Functional characterization of orbicularis oculi and extraocular muscles

Facial muscles are skeletal muscles that control facial expression. Sekulic-Jablanovic et al. characterize orbicularis oculi and extraocular muscles and find divergence in the expression of key molecules for muscle function between facial, extraocular, and quadriceps muscles.

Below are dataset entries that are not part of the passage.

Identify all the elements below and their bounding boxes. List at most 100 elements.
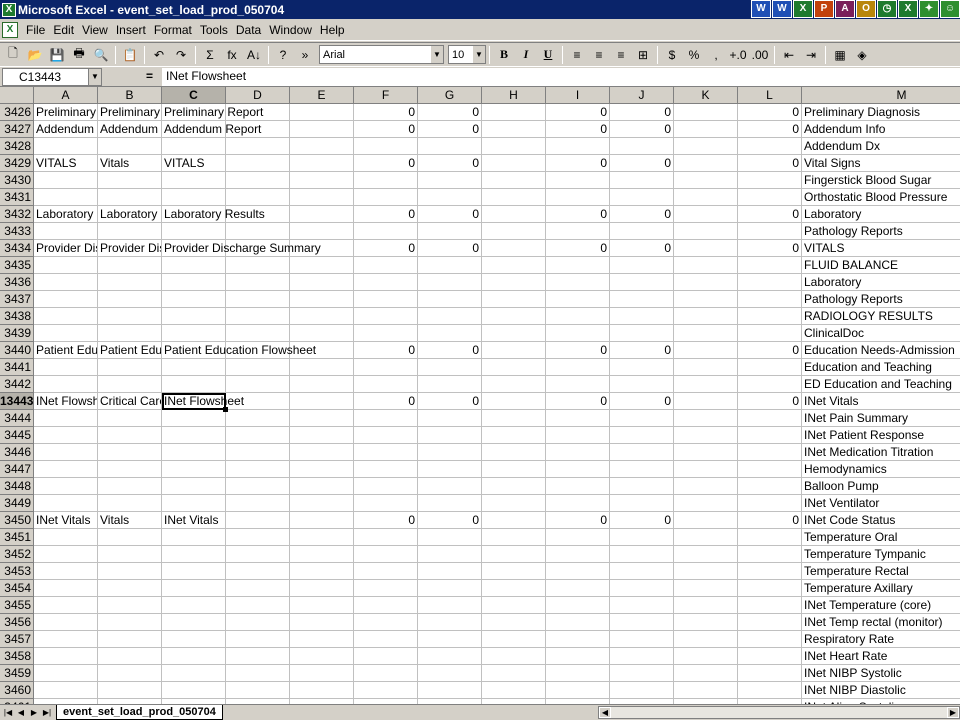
row-header[interactable]: 3459 bbox=[0, 665, 34, 682]
excel-doc-icon[interactable]: X bbox=[2, 21, 18, 38]
autosum-icon[interactable]: Σ bbox=[199, 44, 221, 66]
row-header[interactable]: 3448 bbox=[0, 478, 34, 495]
row-header[interactable]: 3433 bbox=[0, 223, 34, 240]
cell-a-13443[interactable]: INet Flowsheet bbox=[34, 393, 98, 410]
row-header[interactable]: 3458 bbox=[0, 648, 34, 665]
cell-a-3451[interactable] bbox=[34, 529, 98, 546]
cell-f-3459[interactable] bbox=[354, 665, 418, 682]
cell-j-3437[interactable] bbox=[610, 291, 674, 308]
cell-j-3445[interactable] bbox=[610, 427, 674, 444]
cell-e-3432[interactable] bbox=[290, 206, 354, 223]
column-header-e[interactable]: E bbox=[290, 87, 354, 104]
cell-h-3448[interactable] bbox=[482, 478, 546, 495]
cell-h-3433[interactable] bbox=[482, 223, 546, 240]
cell-e-3439[interactable] bbox=[290, 325, 354, 342]
cell-j-3457[interactable] bbox=[610, 631, 674, 648]
cell-e-3447[interactable] bbox=[290, 461, 354, 478]
cell-m-3451[interactable]: Temperature Oral bbox=[802, 529, 960, 546]
cell-d-3459[interactable] bbox=[226, 665, 290, 682]
cell-g-3439[interactable] bbox=[418, 325, 482, 342]
row-header[interactable]: 3434 bbox=[0, 240, 34, 257]
formula-equals-sign[interactable]: = bbox=[146, 69, 153, 83]
cell-h-3438[interactable] bbox=[482, 308, 546, 325]
cell-f-3455[interactable] bbox=[354, 597, 418, 614]
cell-i-3430[interactable] bbox=[546, 172, 610, 189]
cell-b-3429[interactable]: Vitals bbox=[98, 155, 162, 172]
font-name-select[interactable]: Arial ▼ bbox=[319, 45, 444, 64]
cell-g-3428[interactable] bbox=[418, 138, 482, 155]
align-right-icon[interactable]: ≡ bbox=[610, 44, 632, 66]
cell-l-3442[interactable] bbox=[738, 376, 802, 393]
cell-d-3451[interactable] bbox=[226, 529, 290, 546]
cell-i-3451[interactable] bbox=[546, 529, 610, 546]
cell-m-3435[interactable]: FLUID BALANCE bbox=[802, 257, 960, 274]
cell-g-3447[interactable] bbox=[418, 461, 482, 478]
cell-a-3441[interactable] bbox=[34, 359, 98, 376]
cell-a-3437[interactable] bbox=[34, 291, 98, 308]
cell-l-3457[interactable] bbox=[738, 631, 802, 648]
cell-b-3442[interactable] bbox=[98, 376, 162, 393]
app-icon-green[interactable]: ✦ bbox=[919, 0, 939, 18]
cell-l-3447[interactable] bbox=[738, 461, 802, 478]
cell-b-3460[interactable] bbox=[98, 682, 162, 699]
cell-l-3436[interactable] bbox=[738, 274, 802, 291]
increase-decimal-icon[interactable]: +.0 bbox=[727, 44, 749, 66]
cell-g-3446[interactable] bbox=[418, 444, 482, 461]
cell-g-3453[interactable] bbox=[418, 563, 482, 580]
cell-l-3431[interactable] bbox=[738, 189, 802, 206]
cell-e-3426[interactable] bbox=[290, 104, 354, 121]
cell-g-3436[interactable] bbox=[418, 274, 482, 291]
cell-b-3448[interactable] bbox=[98, 478, 162, 495]
cell-a-3428[interactable] bbox=[34, 138, 98, 155]
cell-h-3429[interactable] bbox=[482, 155, 546, 172]
cell-k-3455[interactable] bbox=[674, 597, 738, 614]
cell-l-3434[interactable]: 0 bbox=[738, 240, 802, 257]
cell-l-3445[interactable] bbox=[738, 427, 802, 444]
cell-l-3456[interactable] bbox=[738, 614, 802, 631]
cell-c-3444[interactable] bbox=[162, 410, 226, 427]
cell-e-3456[interactable] bbox=[290, 614, 354, 631]
cell-c-3438[interactable] bbox=[162, 308, 226, 325]
cell-b-3452[interactable] bbox=[98, 546, 162, 563]
cell-m-3427[interactable]: Addendum Info bbox=[802, 121, 960, 138]
cell-i-3447[interactable] bbox=[546, 461, 610, 478]
cell-e-3444[interactable] bbox=[290, 410, 354, 427]
fill-color-icon[interactable]: ◈ bbox=[851, 44, 873, 66]
cell-g-3449[interactable] bbox=[418, 495, 482, 512]
paste-icon[interactable]: 📋 bbox=[119, 44, 141, 66]
cell-a-3434[interactable]: Provider Discharge Summary bbox=[34, 240, 98, 257]
cell-k-3452[interactable] bbox=[674, 546, 738, 563]
cell-b-3444[interactable] bbox=[98, 410, 162, 427]
cell-k-3458[interactable] bbox=[674, 648, 738, 665]
cell-c-3456[interactable] bbox=[162, 614, 226, 631]
cell-d-3455[interactable] bbox=[226, 597, 290, 614]
cell-b-3431[interactable] bbox=[98, 189, 162, 206]
cell-i-3438[interactable] bbox=[546, 308, 610, 325]
excel-sheet-icon[interactable]: X bbox=[898, 0, 918, 18]
cell-i-3460[interactable] bbox=[546, 682, 610, 699]
cell-f-3442[interactable] bbox=[354, 376, 418, 393]
cell-j-3458[interactable] bbox=[610, 648, 674, 665]
cell-k-3427[interactable] bbox=[674, 121, 738, 138]
cell-l-3454[interactable] bbox=[738, 580, 802, 597]
cell-e-13443[interactable] bbox=[290, 393, 354, 410]
cell-m-3438[interactable]: RADIOLOGY RESULTS bbox=[802, 308, 960, 325]
cell-g-3429[interactable]: 0 bbox=[418, 155, 482, 172]
cell-m-3448[interactable]: Balloon Pump bbox=[802, 478, 960, 495]
cell-i-13443[interactable]: 0 bbox=[546, 393, 610, 410]
prev-sheet-icon[interactable]: ◀ bbox=[15, 706, 27, 719]
chevron-down-icon[interactable]: ▼ bbox=[88, 69, 101, 85]
cell-j-3450[interactable]: 0 bbox=[610, 512, 674, 529]
cell-k-3433[interactable] bbox=[674, 223, 738, 240]
cell-l-3452[interactable] bbox=[738, 546, 802, 563]
cell-k-3457[interactable] bbox=[674, 631, 738, 648]
chevron-down-icon[interactable]: ▼ bbox=[430, 46, 443, 63]
outlook-icon[interactable]: O bbox=[856, 0, 876, 18]
row-header[interactable]: 3439 bbox=[0, 325, 34, 342]
cell-i-3444[interactable] bbox=[546, 410, 610, 427]
row-header[interactable]: 3457 bbox=[0, 631, 34, 648]
row-header[interactable]: 3428 bbox=[0, 138, 34, 155]
cell-g-3427[interactable]: 0 bbox=[418, 121, 482, 138]
cell-l-3433[interactable] bbox=[738, 223, 802, 240]
cell-d-3428[interactable] bbox=[226, 138, 290, 155]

The orbicularis oculi are the sphincter muscles of the eyelids and are involved in modulating facial expression. They differ from both limb and extraocular muscles (EOMs) in their histology and biochemistry. Weakness of the orbicularis oculi muscles is a feature of neuromuscular disorders affecting the neuromuscular junction, and weakness of facial muscles and ptosis have also been described in patients with mutations in the ryanodine receptor gene. Here, we investigate human orbicularis oculi muscles and find that they are functionally more similar to quadriceps than to EOMs in terms of excitation–contraction coupling components. In particular, they do not express the cardiac isoform of the dihydropyridine receptor, which we find to be highly expressed in EOMs where it is likely responsible for the large depolarization-induced calcium influx. We further show that human orbicularis oculi and EOMs express high levels of utrophin and low levels of dystrophin, whereas quadriceps express dystrophin and low levels of utrophin. The results of this study highlight the notion that myotubes obtained by explanting satellite cells from different muscles are not functionally identical and retain the physiological characteristics of their muscle of origin. Furthermore, our results indicate that sparing of facial and EOMs in patients with Duchenne muscular dystrophy is the result of the higher levels of utrophin expression.